Brexit is a really bad idea: UK sovereign rating will be downgraded from AAA and …
Shouting doesn’t impress anyone, particularly the canny British voter. It is the quiet voice full of common sense and real stats that impresses and can be really scary. In the ‘Brexit?’ session at the ACT Annual Conference last month, Moritz Kraemer, Global Rating Officer, Sovereign Ratings, Standard & Poor, was really scary as he explained quietly and clearly, that if there is Brexit, S&P will downgrade Britain’s by at least one notch and potentially more.
Kraemer believes that the stakes are much higher this time as the level of integration is now considerably higher than in 1975, and also we don’t actually know what the alternative is to the EU. Even the Brexiters don’t know what they want to replace the status quo with. He predicts that if the vote is for Brexit on June 23rd:
- the uncertainty begins on June 24th when the downgrading will start
- it will take at least two years to leave EU, and probably longer
- it will take a least a decade to negotiate a new treaty with the remaining 27 EU states
- a new government will be needed in the UK but it will be riddled with discontent and discrimination
- a clean and complete break with the EU is possible, although unlikely as UK needs the EU and new government will not have mandate to make complete break
- funding the UK imbalance of payments position (5% of GDP, £100bn/year) is heavily dependent on internal investment in the UK, but there will be a long period of uncertainty which will reduce the long term investment in the UK
- in terms of net debt the UK is the 2nd most indebted country in the world, and so heavily dependent on foreign investor confidence which will probably decline if Brexit happens
- Sterling’s reserve currency status (which some estimate as being worth 0.5% of GDP) would be at risk.

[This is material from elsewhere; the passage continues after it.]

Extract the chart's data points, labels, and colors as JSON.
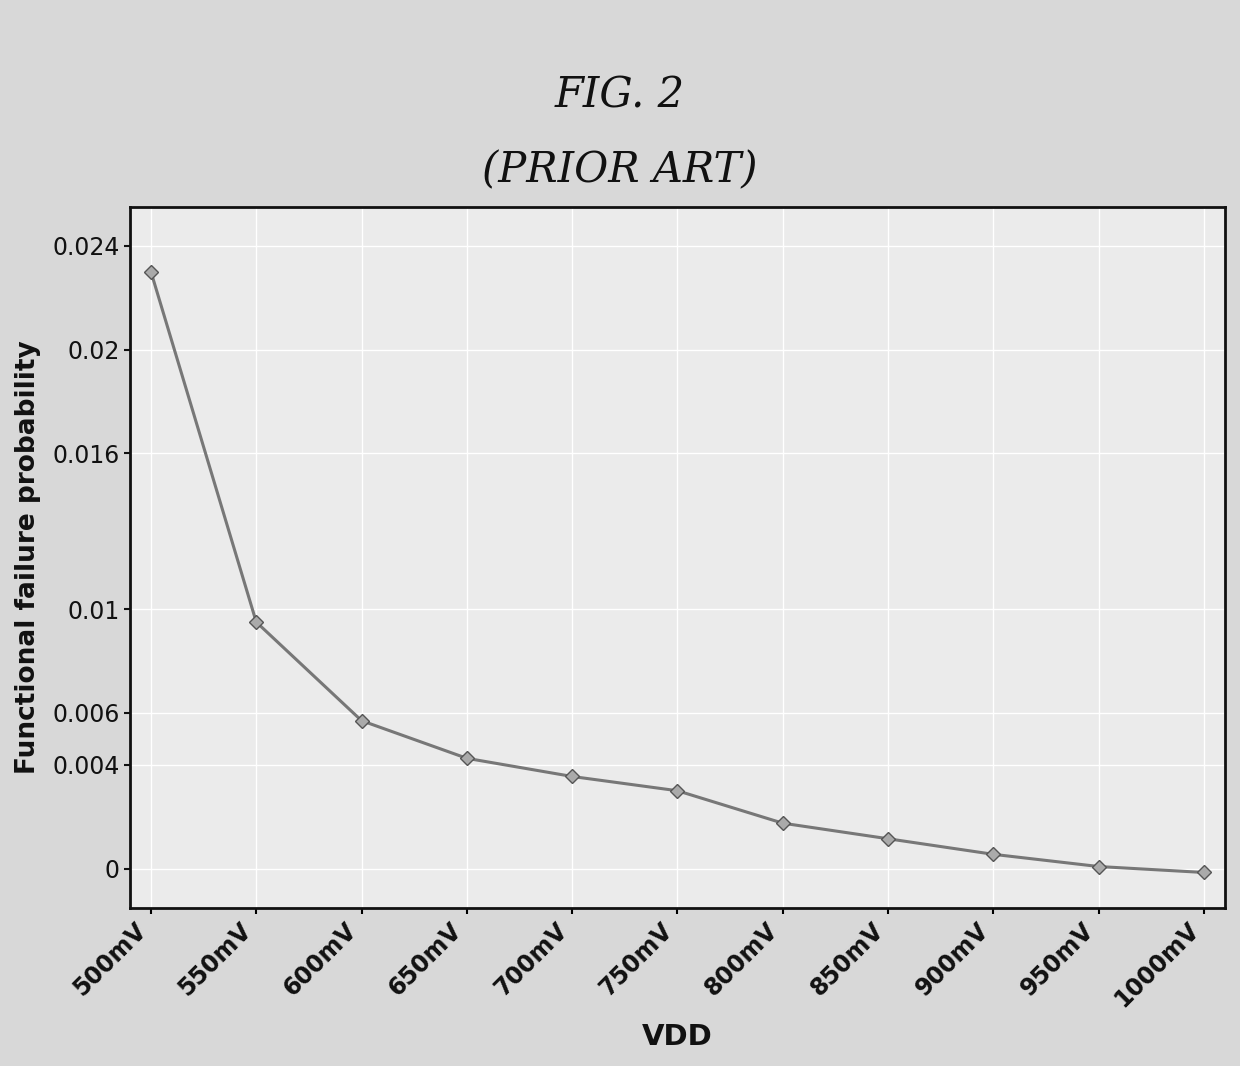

His closing comment was, “The reason we think the rating of the UK would no longer be a Triple A is that there would be: an increasing risk to the effectiveness, transparency and predictability of policies which have been a key strength in the past - the string of referenda has started this decline and decision making will become very hard and accident prone; growth and investment will be at risk and will increase - investors will wait until the dust settles (for many years) before they come back in; increased balance of payments risk combined with the possible loss to reserve currency status and its impact on the cost of the current account deficit. These risks are not present in other AAA rated sovereigns and if the UK votes to leave the EU, there would be one less AAA rated country.”